I work as a janitor, and recently changed district where I always meet my co-workers at lunch or when I'm dropping of dirty mops.

At first, I tried to act like I didn't have SA, it went pretty good, I tried to be social when we were having lunch but then I noticed that it was quite exhausting for me and they didnt seem to be that comfortable with me.

A few of them can't even look at me.

Now I've started to skip lunch, trying to avoid going into our office to leave dirty mops if someone's there and of course I dont feel good about it.

I WANT to talk to them, I WANT to take my lunch break, that's the kind of person I am, but the anxiety makes it so hard.

Heck, I can't even look my parents in the eyes anymore, especially my dad.


----------



## snowberry (Nov 22, 2013)

Same with me. It's so difficult and frustrating - makes me crazy!


----------



## Lacking Serotonin (Nov 18, 2012)

Damn I want a janitor job so bad.


----------



## Ohio Fatso (Mar 17, 2008)

Sunhawk said:


> I WANT to talk to them


Isn't that something?

If you ever do get a conversation going with them, don't you try to prolong it and hold onto them as long as you can? I do. I know once they leave it's going to be hours, if not days or weeks before anybody talks to me again.

I mean talking as in a real conversation, not the whole "I'm better than you and I'm gonna tell you why right now" one way street of teeth kicking I usually get.


----------



## fobia (Feb 19, 2010)

Sunhawk said:


> they didnt seem to be that comfortable with me.
> A few of them can't even look at me.


How did you come to that conclusion ?
Do they show you somehow that they do no feel comfortable with you ?


----------



## Sunhawk (Oct 3, 2013)

Ohio Fatso said:


> If you ever do get a conversation going with them, don't you try to prolong it and hold onto them as long as you can?


Not really, because I'm afraid that I'm gonna stutter. Everytime I want to say more than three words, I really have to focus so the anxiety doesnt take over. That's why it's so exhausting.


----------



## Sunhawk (Oct 3, 2013)

fobia said:


> How did you come to that conclusion ?
> Do they show you somehow that they do no feel comfortable with you ?

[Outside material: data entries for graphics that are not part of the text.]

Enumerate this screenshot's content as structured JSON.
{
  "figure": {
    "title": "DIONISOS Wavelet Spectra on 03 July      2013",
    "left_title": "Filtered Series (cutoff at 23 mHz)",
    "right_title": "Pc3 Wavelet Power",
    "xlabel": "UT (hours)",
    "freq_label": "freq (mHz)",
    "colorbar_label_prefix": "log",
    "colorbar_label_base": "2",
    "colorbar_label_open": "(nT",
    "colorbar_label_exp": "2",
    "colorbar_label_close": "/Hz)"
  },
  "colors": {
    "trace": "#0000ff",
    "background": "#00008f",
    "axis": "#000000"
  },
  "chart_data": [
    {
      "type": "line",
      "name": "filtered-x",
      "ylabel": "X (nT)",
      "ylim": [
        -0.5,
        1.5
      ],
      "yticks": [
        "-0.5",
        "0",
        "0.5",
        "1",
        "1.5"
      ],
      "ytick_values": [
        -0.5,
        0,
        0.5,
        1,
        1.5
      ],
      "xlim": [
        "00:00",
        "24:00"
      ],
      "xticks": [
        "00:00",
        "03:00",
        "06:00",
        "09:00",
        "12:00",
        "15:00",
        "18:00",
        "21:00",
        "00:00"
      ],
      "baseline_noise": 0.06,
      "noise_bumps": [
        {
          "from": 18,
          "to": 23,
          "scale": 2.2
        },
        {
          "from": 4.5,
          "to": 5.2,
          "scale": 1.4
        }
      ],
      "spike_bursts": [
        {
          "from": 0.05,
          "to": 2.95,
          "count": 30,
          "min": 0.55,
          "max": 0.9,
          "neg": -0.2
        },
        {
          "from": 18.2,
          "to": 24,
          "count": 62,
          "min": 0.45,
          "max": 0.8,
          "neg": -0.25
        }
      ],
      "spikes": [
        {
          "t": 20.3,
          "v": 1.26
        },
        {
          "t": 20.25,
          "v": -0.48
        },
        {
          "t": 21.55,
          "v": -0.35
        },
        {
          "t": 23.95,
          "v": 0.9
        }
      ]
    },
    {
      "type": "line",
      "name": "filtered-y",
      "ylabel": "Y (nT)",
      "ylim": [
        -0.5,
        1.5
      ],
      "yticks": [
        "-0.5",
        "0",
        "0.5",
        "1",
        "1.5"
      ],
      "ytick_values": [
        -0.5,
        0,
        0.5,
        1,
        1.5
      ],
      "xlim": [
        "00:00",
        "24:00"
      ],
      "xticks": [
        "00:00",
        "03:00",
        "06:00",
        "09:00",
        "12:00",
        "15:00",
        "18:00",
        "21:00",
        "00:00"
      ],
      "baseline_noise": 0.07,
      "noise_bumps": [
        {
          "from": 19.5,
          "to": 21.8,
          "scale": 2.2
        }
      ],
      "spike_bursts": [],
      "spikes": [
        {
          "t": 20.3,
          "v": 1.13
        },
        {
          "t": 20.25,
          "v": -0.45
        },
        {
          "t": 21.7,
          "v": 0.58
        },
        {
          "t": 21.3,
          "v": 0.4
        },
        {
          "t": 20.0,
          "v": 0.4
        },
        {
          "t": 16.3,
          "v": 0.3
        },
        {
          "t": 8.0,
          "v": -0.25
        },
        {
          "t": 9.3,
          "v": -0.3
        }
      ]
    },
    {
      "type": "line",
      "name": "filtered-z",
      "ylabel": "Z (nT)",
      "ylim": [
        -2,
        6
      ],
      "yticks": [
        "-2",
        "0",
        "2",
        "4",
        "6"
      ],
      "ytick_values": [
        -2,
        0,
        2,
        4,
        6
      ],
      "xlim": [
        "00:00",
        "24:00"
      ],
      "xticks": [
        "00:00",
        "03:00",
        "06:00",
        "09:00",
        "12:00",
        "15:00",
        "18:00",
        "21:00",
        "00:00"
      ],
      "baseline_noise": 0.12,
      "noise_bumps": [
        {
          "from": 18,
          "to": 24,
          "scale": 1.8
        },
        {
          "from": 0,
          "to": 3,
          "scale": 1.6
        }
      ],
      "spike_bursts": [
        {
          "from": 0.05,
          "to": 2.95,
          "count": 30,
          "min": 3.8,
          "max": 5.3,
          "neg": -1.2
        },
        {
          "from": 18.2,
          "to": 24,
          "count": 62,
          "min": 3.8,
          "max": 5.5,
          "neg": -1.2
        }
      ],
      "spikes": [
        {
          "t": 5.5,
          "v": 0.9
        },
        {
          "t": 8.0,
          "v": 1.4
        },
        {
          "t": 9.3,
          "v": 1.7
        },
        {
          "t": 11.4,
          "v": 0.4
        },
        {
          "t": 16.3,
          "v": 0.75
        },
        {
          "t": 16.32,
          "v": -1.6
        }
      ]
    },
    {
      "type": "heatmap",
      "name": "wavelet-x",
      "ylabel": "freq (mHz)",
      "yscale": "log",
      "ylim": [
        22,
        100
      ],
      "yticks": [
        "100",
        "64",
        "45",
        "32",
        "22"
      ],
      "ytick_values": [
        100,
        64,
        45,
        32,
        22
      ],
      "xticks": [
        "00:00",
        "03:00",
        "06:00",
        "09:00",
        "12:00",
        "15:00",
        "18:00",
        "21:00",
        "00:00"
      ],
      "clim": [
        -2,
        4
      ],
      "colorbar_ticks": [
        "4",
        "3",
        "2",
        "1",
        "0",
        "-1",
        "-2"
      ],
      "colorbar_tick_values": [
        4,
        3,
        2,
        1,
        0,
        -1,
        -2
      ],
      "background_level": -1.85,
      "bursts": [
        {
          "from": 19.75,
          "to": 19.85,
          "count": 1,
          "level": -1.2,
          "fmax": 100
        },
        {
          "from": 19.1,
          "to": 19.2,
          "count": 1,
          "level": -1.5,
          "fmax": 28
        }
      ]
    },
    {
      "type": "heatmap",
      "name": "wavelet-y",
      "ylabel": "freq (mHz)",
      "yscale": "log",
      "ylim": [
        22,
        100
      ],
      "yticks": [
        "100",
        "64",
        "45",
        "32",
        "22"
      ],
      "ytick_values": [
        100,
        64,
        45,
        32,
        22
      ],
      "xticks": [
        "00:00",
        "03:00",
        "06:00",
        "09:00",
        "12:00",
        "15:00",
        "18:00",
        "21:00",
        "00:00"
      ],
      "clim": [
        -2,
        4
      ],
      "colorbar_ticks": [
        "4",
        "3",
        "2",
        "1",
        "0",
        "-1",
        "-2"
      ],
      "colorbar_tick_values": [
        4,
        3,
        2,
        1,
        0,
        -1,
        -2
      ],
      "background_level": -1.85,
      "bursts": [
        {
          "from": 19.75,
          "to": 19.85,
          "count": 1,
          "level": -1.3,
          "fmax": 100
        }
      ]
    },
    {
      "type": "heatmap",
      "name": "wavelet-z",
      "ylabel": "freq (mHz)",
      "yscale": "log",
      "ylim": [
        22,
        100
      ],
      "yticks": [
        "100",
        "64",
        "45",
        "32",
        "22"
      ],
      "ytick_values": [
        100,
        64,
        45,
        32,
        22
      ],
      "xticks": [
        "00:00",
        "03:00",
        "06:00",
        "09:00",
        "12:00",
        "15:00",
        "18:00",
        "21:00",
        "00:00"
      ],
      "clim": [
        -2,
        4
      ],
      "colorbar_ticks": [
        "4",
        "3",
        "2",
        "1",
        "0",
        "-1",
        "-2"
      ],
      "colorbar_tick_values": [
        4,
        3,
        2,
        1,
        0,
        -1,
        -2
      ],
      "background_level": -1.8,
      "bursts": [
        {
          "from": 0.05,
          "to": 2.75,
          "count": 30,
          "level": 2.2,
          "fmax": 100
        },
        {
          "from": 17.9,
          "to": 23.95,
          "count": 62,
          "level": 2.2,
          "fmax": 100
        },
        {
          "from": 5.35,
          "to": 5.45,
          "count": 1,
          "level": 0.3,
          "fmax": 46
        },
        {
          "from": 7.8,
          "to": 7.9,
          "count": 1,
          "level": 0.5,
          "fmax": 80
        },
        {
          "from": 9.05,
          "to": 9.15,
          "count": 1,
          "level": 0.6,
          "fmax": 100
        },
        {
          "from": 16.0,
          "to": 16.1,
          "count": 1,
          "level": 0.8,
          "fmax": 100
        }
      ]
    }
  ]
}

When I say "hey, how's it going?", some just answer "good" without looking at me or say anything else. That's a good enough sign that they arent comfortable talking to me. And I see them talking a lot with other people.


----------



## fobia (Feb 19, 2010)

Umm..well, as you said, you are trying to focus on SA and keep yourself in check when making conversations and it is exhausting for you. Maybe you co-workers feel that as well?That you are trying to make contact, but not just contacting. Maybe they think it is hard for you to talk to them ?

If few of them don't even look at you, it means that other do look? So you have something positive as well.

People don't like other persons problems and they do not offer their patience or understanding very readily.

What about not skipping the lunch, but just being yourself - being shy and quiet if it needed and is comfortable for you at the beginning ?

Maybe the mistake here is to act like others when you are not like others ?


----------